In its annual report on press freedom violations in Yemen, the YJS again identifies Yemen’s internationally recognized government of President Hadi and the Houthis who lead the de facto government in Sana as those mainly responsible for the attacks against media workers. The government committed 44% of all registered violations while the Houthi group was responsible for 29.5% of the violations. Unknown individuals committed 13 violations ( 11.6%) and the Southern Transitional Council (STC) committed 12 (10.7%).
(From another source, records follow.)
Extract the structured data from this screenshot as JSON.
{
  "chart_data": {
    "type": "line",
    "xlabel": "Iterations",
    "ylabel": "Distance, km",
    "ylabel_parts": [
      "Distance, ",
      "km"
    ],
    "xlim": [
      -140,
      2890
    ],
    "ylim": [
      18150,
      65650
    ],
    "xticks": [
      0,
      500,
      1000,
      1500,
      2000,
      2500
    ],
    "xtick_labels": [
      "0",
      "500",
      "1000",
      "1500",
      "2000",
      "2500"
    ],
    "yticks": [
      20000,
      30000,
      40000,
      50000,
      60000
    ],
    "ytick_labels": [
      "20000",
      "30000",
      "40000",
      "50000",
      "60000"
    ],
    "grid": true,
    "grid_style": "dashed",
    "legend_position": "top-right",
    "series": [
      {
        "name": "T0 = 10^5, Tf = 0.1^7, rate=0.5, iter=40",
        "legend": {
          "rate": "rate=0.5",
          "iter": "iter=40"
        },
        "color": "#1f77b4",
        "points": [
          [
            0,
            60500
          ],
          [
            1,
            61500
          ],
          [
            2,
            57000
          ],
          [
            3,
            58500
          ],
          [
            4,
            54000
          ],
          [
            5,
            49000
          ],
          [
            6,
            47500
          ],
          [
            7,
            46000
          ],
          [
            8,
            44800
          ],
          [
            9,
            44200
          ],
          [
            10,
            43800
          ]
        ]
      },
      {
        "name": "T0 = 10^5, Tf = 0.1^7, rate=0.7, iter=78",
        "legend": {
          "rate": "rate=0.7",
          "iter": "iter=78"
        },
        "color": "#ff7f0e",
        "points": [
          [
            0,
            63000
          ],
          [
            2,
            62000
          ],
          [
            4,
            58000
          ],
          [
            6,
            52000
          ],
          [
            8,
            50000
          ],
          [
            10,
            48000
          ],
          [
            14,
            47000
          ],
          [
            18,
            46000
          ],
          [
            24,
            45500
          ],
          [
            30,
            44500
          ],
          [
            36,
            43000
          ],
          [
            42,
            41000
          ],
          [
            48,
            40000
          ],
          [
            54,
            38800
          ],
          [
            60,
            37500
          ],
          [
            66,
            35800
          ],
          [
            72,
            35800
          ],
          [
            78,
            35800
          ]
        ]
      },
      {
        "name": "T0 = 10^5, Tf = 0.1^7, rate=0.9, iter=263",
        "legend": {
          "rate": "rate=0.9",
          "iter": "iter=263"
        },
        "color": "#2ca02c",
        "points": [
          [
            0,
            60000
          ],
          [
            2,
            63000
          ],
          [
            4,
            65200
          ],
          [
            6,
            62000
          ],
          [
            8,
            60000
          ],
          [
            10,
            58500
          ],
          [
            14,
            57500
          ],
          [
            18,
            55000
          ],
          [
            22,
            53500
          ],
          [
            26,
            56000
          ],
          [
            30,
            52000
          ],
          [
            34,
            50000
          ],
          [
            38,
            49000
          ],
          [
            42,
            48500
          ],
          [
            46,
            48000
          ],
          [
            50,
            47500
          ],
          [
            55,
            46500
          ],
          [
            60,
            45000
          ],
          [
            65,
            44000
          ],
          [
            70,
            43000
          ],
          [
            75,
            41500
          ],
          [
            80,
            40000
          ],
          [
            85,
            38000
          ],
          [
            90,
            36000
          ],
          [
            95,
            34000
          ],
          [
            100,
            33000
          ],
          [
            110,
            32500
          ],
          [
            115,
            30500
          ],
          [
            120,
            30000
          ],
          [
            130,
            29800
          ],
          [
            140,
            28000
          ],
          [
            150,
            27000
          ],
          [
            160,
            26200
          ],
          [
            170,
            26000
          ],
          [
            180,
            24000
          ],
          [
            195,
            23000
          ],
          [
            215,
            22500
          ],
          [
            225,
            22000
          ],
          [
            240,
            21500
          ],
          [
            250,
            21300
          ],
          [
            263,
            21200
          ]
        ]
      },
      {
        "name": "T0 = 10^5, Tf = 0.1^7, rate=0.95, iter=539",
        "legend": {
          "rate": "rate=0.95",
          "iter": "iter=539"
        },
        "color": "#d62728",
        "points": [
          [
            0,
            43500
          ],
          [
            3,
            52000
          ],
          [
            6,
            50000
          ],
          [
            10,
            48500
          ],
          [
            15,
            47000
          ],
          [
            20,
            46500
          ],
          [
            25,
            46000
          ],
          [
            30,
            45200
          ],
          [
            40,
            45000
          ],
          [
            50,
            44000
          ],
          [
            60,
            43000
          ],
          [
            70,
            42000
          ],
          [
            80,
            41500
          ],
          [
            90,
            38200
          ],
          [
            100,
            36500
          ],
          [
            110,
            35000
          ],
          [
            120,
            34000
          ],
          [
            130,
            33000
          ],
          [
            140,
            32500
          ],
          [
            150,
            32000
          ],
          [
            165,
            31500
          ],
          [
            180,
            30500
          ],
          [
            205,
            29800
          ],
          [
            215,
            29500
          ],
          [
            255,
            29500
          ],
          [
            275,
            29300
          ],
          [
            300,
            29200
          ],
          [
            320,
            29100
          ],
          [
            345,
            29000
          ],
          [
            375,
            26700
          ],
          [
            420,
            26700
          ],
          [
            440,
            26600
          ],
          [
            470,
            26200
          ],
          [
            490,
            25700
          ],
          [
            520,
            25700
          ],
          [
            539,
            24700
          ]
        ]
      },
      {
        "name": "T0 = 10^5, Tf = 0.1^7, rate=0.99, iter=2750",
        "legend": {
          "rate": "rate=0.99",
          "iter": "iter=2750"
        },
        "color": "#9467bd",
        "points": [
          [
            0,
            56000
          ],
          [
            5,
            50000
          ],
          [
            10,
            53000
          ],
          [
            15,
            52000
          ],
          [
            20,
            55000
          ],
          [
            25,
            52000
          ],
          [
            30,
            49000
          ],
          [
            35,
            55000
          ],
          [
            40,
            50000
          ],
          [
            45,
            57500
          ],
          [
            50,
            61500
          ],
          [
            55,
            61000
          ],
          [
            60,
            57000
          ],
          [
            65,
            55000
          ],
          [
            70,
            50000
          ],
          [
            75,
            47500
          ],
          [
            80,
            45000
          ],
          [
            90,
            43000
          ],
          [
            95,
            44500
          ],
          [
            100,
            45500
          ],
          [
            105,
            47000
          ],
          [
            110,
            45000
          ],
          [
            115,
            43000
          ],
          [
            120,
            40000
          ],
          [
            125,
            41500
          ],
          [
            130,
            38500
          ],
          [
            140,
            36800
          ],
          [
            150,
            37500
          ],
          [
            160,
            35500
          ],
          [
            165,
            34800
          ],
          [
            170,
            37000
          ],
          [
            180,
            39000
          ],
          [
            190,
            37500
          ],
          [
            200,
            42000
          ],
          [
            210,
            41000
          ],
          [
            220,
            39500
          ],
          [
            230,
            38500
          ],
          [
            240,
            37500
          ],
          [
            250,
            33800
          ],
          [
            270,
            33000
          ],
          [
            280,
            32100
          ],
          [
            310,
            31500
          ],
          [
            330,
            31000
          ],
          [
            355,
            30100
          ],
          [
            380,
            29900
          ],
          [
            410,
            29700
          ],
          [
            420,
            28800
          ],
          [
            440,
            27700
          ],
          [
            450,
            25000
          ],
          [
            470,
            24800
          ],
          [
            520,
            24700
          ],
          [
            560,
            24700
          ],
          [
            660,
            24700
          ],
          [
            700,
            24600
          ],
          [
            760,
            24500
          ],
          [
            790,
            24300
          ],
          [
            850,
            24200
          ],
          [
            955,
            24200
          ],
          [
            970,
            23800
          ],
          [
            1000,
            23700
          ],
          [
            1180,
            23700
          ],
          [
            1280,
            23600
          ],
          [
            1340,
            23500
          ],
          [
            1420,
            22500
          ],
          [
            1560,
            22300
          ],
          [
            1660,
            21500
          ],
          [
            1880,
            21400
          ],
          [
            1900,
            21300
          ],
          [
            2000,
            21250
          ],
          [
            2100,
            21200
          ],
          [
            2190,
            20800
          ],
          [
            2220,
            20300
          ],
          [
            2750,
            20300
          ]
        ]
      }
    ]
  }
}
The YJS reported 33 (29.5%) cases of kidnappings and arrests in addition to 22 cases (19.6%) of threats and incitement against journalists. Thirteen cases (11.6%) of bans and confiscation of material and equipment and 10 cases (8.9%) of prosecution and investigation were reported. In addition, 10 cases (8.9%) of journalists being suspended from their job and 7 cases (6.3%) of torture were reported. Six cases (5.4%) of assaults and 3 cases (2.7%) of murder were documented.
One of the most dangerous countries for journalists
Since the beginning of the civil war in Yemen in 2015, the country has become one of the most dangerous countries for journalists in the world. The war, which is often considered as a “forgotten war”, has very little international media coverage due to attempts to silence independent reporting, which has resulted in a news deficit.
The crimes that Yemeni journalists suffer daily range from targeted killings, imprisonment, attacks on media houses, shutdown of media and confiscation of newspapers to death threats, harassment, torture and murders. Today, thirteen journalists remain kidnapped, of which eleven were seized by the Houthis. Some of them have been held for more than five years.
The latest crime against a Yemeni journalist happened on December 30, when a TV journalist was killed in a missile attack on Aden Airport. It is still unclear who is behind the attack and nobody has claimed responsibility for it.
IFJ General Secretary, Anthony Bellanger, said: “The YJS annual report reveals the extremely difficult and dangerous context in which Yemeni journalists do their job. On top of this, the level of impunity for crimes against journalists in Yemen is obscenely high, something the IFJ has repeatedly condemned. The authorities must take action to stop the targeting of journalists and media".